Probabilmente molti italiani hanno scoperto l’esistenza della pirateria marittima alla vigilia dello scorso Natale, complice il sequestro di tre marittimi italiani nel golfo della Guinea. Come ricorderete, L’Asso 21, un rimorchiatore d’altura della compagnia napoletana Augusta Offshore, è stato abbordata la notte tra il 23 e il 24 dicembre dai pirati nigeriani al largo di Bayelsa, a circa 40 miglia dalle coste dello Stato nigeriano, e la notizia mi ha particolarmente colpito perché a bordo della serie Asso della compagnia partenopea ho lavorato anch’io alla fine degli anni ’90: in Brasile, a bordo dell’Asso 6, in “miracolosa” (talmente il rimorchiatore era scassato e obsoleto) assistenza alle piattaforme petrolifere della Petrobrás, al largo di Rio de Janeiro, e dell’Asso 19, al servizio dell’ex dittatore libico Gheddafi. Considero quindi i quattro marinai sequestrati (tre italiani e un ucraino) un po’ come dei miei colleghi di lavoro.
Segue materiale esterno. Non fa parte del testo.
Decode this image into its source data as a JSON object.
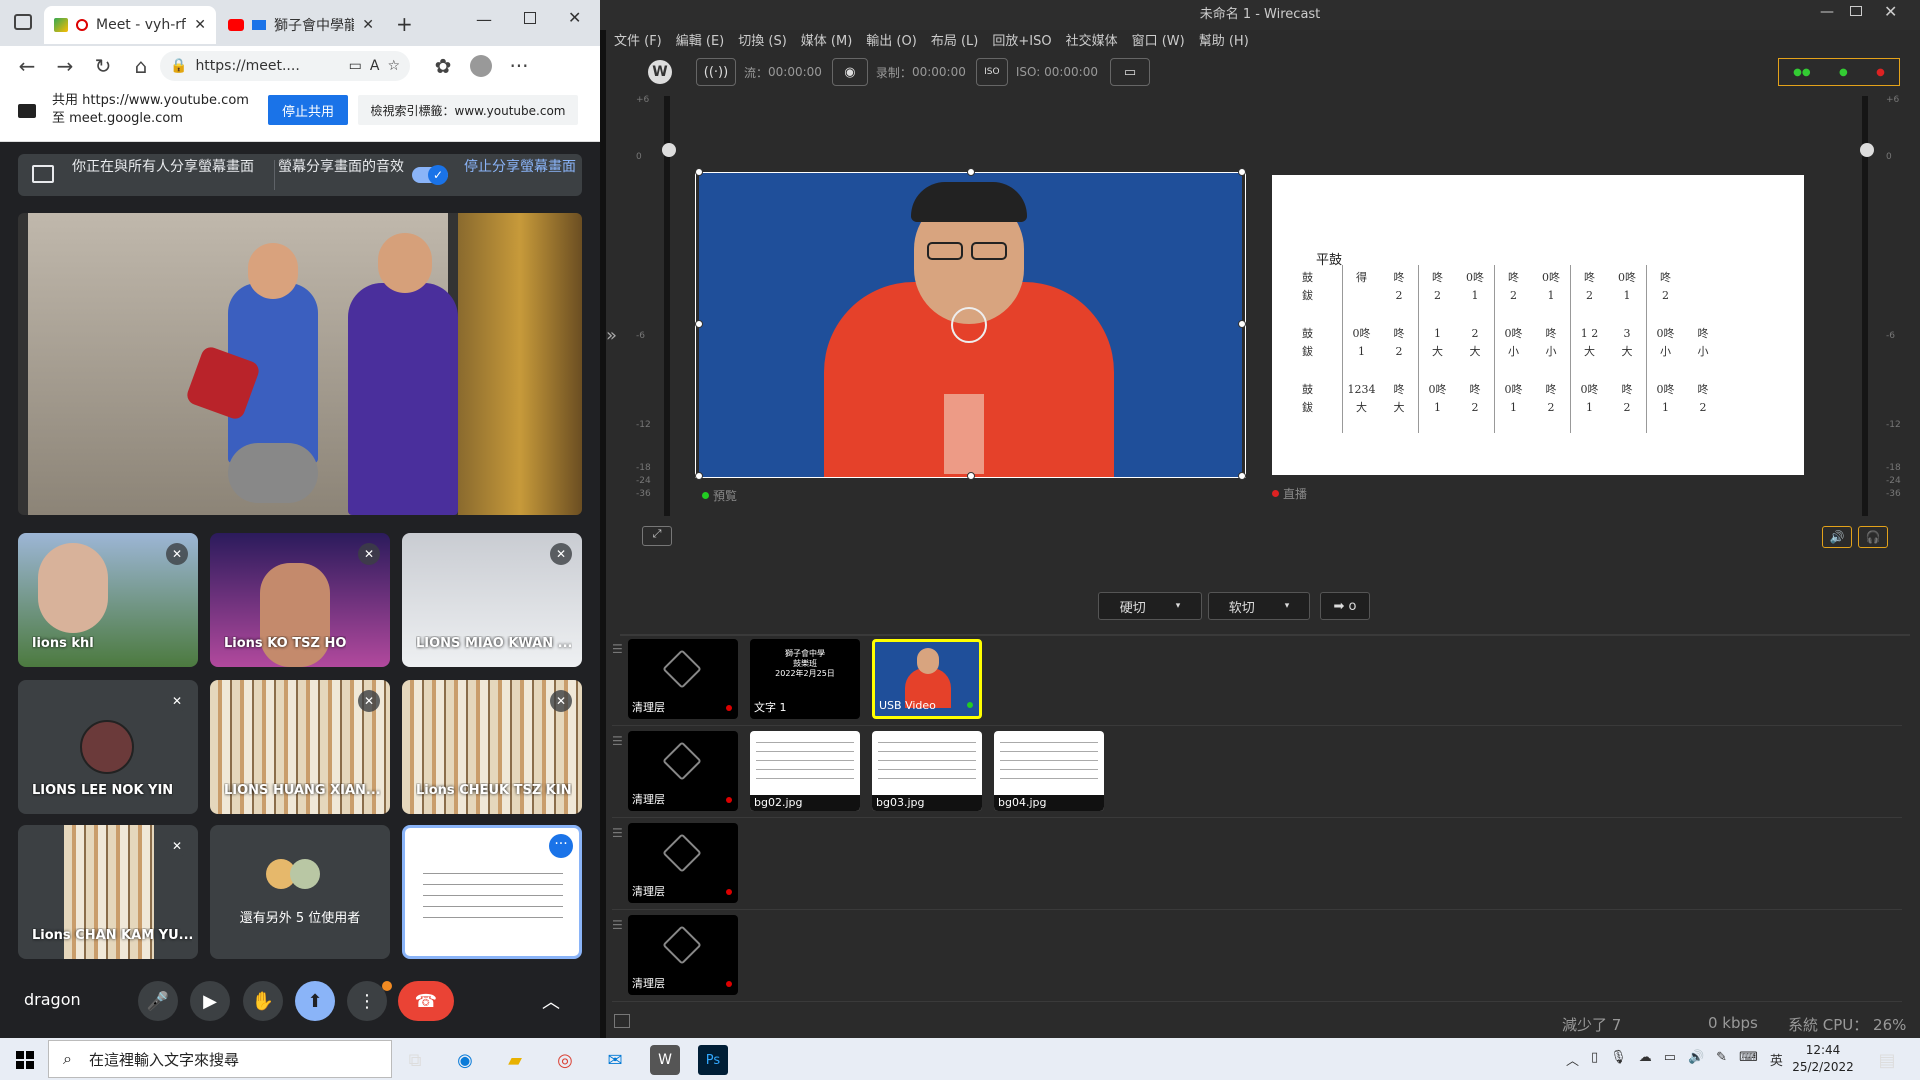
{
  "browser": {
    "tabs": [
      {
        "label": "Meet - vyh-rfd",
        "active": true
      },
      {
        "label": "獅子會中學龍"
      }
    ],
    "url": "https://meet....",
    "share_bar": {
      "line1": "共用 https://www.youtube.com",
      "line2": "至 meet.google.com",
      "stop_label": "停止共用",
      "switch_label": "檢視索引標籤：www.youtube.com"
    }
  },
  "meet": {
    "banner": {
      "presenting": "你正在與所有人分享螢幕畫面",
      "audio": "螢幕分享畫面的音效",
      "stop": "停止分享螢幕畫面"
    },
    "participants": [
      {
        "name": "lions khl"
      },
      {
        "name": "Lions KO TSZ HO"
      },
      {
        "name": "LIONS MIAO KWAN ..."
      },
      {
        "name": "LIONS LEE NOK YIN"
      },
      {
        "name": "LIONS HUANG XIAN..."
      },
      {
        "name": "Lions CHEUK TSZ KIN"
      },
      {
        "name": "Lions CHAN KAM YU..."
      }
    ],
    "others_label": "還有另外 5 位使用者",
    "self_name": "dragon"
  },
  "wirecast": {
    "title": "未命名 1 - Wirecast",
    "menu": [
      "文件 (F)",
      "編輯 (E)",
      "切換 (S)",
      "媒体 (M)",
      "輸出 (O)",
      "布局 (L)",
      "回放+ISO",
      "社交媒体",
      "窗口 (W)",
      "幫助 (H)"
    ],
    "stream_label": "流：",
    "stream_time": "00:00:00",
    "record_label": "录制：",
    "record_time": "00:00:00",
    "iso_label": "ISO: 00:00:00",
    "preview_label": "預覧",
    "live_label": "直播",
    "cut_label": "硬切",
    "smooth_label": "软切",
    "go_label": "➡ o",
    "vu_ticks": [
      "+6",
      "0",
      "-6",
      "-12",
      "-18",
      "-24",
      "-36"
    ],
    "score_title": "平鼓",
    "score_rows": [
      {
        "labels": [
          "鼓",
          "鈸"
        ],
        "cells": [
          [
            "得",
            ""
          ],
          [
            "咚",
            "2"
          ],
          [
            "咚",
            "2"
          ],
          [
            "0咚",
            "1"
          ],
          [
            "咚",
            "2"
          ],
          [
            "0咚",
            "1"
          ],
          [
            "咚",
            "2"
          ],
          [
            "0咚",
            "1"
          ],
          [
            "咚",
            "2"
          ]
        ]
      },
      {
        "labels": [
          "鼓",
          "鈸"
        ],
        "cells": [
          [
            "0咚",
            "1"
          ],
          [
            "咚",
            "2"
          ],
          [
            "1",
            "大"
          ],
          [
            "2",
            "大"
          ],
          [
            "0咚",
            "小"
          ],
          [
            "咚",
            "小"
          ],
          [
            "1 2",
            "大"
          ],
          [
            "3",
            "大"
          ],
          [
            "0咚",
            "小"
          ],
          [
            "咚",
            "小"
          ]
        ]
      },
      {
        "labels": [
          "鼓",
          "鈸"
        ],
        "cells": [
          [
            "1234",
            "大"
          ],
          [
            "咚",
            "大"
          ],
          [
            "0咚",
            "1"
          ],
          [
            "咚",
            "2"
          ],
          [
            "0咚",
            "1"
          ],
          [
            "咚",
            "2"
          ],
          [
            "0咚",
            "1"
          ],
          [
            "咚",
            "2"
          ],
          [
            "0咚",
            "1"
          ],
          [
            "咚",
            "2"
          ]
        ]
      }
    ],
    "layers": [
      {
        "name": "清理层",
        "shots": [
          {
            "label": "文字 1"
          },
          {
            "label": "USB Video"
          }
        ]
      },
      {
        "name": "清理层",
        "shots": [
          {
            "label": "bg02.jpg"
          },
          {
            "label": "bg03.jpg"
          },
          {
            "label": "bg04.jpg"
          }
        ]
      },
      {
        "name": "清理层",
        "shots": []
      },
      {
        "name": "清理层",
        "shots": []
      }
    ],
    "text_shot_lines": [
      "獅子會中學",
      "鼓樂班",
      "2022年2月25日"
    ],
    "status": {
      "reduced": "減少了 7",
      "kbps": "0 kbps",
      "cpu": "系統 CPU： 26%"
    }
  },
  "taskbar": {
    "search_placeholder": "在這裡輸入文字來搜尋",
    "time": "12:44",
    "date": "25/2/2022",
    "ime": "英"
  }
}
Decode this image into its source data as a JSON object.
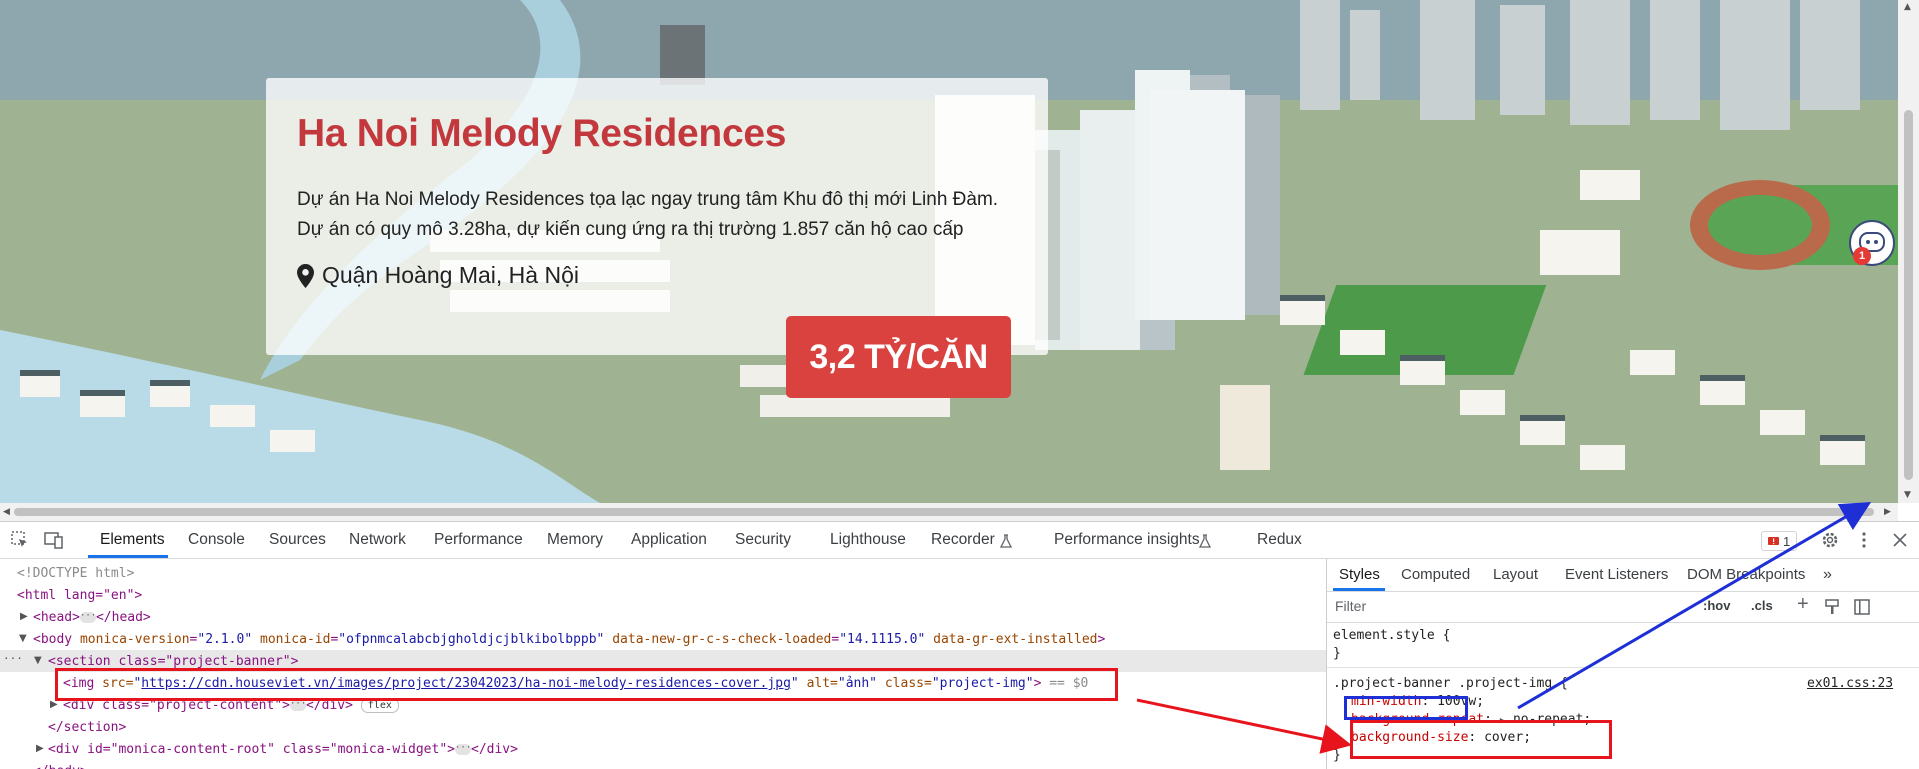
{
  "page": {
    "title": "Ha Noi Melody Residences",
    "description_line1": "Dự án Ha Noi Melody Residences tọa lạc ngay trung tâm Khu đô thị mới Linh Đàm.",
    "description_line2": "Dự án có quy mô 3.28ha, dự kiến cung ứng ra thị trường 1.857 căn hộ cao cấp",
    "location": "Quận Hoàng Mai, Hà Nội",
    "price": "3,2 TỶ/CĂN",
    "widget_badge": "1",
    "colors": {
      "title": "#c2383d",
      "price_bg": "#d9423f"
    }
  },
  "devtools": {
    "tabs": [
      "Elements",
      "Console",
      "Sources",
      "Network",
      "Performance",
      "Memory",
      "Application",
      "Security",
      "Lighthouse",
      "Recorder",
      "Performance insights",
      "Redux"
    ],
    "active_tab": "Elements",
    "issues_count": "1",
    "dom": {
      "doctype": "<!DOCTYPE html>",
      "html_open": "<html lang=\"en\">",
      "head": "<head>",
      "head_close": "</head>",
      "body_tag": "<body",
      "body_attr1_name": "monica-version",
      "body_attr1_value": "\"2.1.0\"",
      "body_attr2_name": "monica-id",
      "body_attr2_value": "\"ofpnmcalabcbjgholdjcjblkibolbppb\"",
      "body_attr3_name": "data-new-gr-c-s-check-loaded",
      "body_attr3_value": "\"14.1115.0\"",
      "body_attr4_name": "data-gr-ext-installed",
      "section_open": "<section class=\"project-banner\">",
      "img_tag": "<img",
      "img_src_name": "src=",
      "img_src_value": "https://cdn.houseviet.vn/images/project/23042023/ha-noi-melody-residences-cover.jpg",
      "img_alt_name": "alt=",
      "img_alt_value": "\"ảnh\"",
      "img_class_name": "class=",
      "img_class_value": "\"project-img\"",
      "img_suffix": "== $0",
      "div_content": "<div class=\"project-content\">",
      "div_close": "</div>",
      "flex_badge": "flex",
      "section_close": "</section>",
      "monica_div": "<div id=\"monica-content-root\" class=\"monica-widget\">",
      "body_close": "</body>"
    },
    "styles": {
      "sub_tabs": [
        "Styles",
        "Computed",
        "Layout",
        "Event Listeners",
        "DOM Breakpoints"
      ],
      "filter_placeholder": "Filter",
      "hov": ":hov",
      "cls": ".cls",
      "element_style": "element.style {",
      "close_brace": "}",
      "rule_selector": ".project-banner .project-img {",
      "rule_source": "ex01.css:23",
      "decl1_prop": "min-width",
      "decl1_value": "100vw;",
      "decl2_prop": "background-repeat",
      "decl2_value": "no-repeat;",
      "decl3_prop": "background-size",
      "decl3_value": "cover;"
    }
  }
}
Personalmente ho scoperto la pirateria nel 2000, un po’ tardi in rapporto al mio ex mestiere, nel corso di un viaggio di lavoro che da Singapore mi ha portato in Italia a bordo della LT Greet, una grande nave portacontainer a servizio della multinazionale Evergreen. Appena salito a bordo rimasi scioccato da un manifesto scritto in inglese affisso nella mensa ufficiali: Attenzione ai pirati! Molto pericoloso! Per essere più convincente il manifesto esibiva la foto di un’agguerritissima squadra di pirati filippini in azione a bordo di una velocissima lancia (o barchino), armati di mitragliette kalashnikov e machete. Non mancava nemmeno il classico fazzoletto “da pirati” stretto alla fronte dei «banditi del mare». Dinanzi a questo palese anacronismo sorrisi, giusto un secondo, però, prima di ricevere la giusta “lavata di capa” da parte del Comandante: «C’è poco da ridere, e te ne accorgerai». Nello stretto di Malacca ebbi modo di rivedere quell’affrettato giudizio: nel terzo millennio ci sono ancora i pirati, eccome! Solo con grande fatica i marinai della nave, così appetibile con tutti quei containers rizzati sulla coperta, riuscirono a tenere a bada una piccola squadra di famelici pirati, a colpi di cannonate d’acqua sparate sulla loro lancia. Quel giorno forse incontrammo i pirati più sfigati e imbranati allora in circolazione nel Sudest Asiatico, e non oso immaginare la punizione a loro inflitta dai capi a cagione dello scacco subìto: anche l’industria della pirateria ha le sue regole e licenzia gli incompetenti. Si tratta di capire come… Fortunatamente i jin (diavoli) somali non ci diedero alcun fastidio, forse perché impegnati in scorribande più lucrose, e potemmo quindi felicemente imboccare lo stretto di Suez con la certezza di poter raccontare agli amici un’esperienza davvero originale.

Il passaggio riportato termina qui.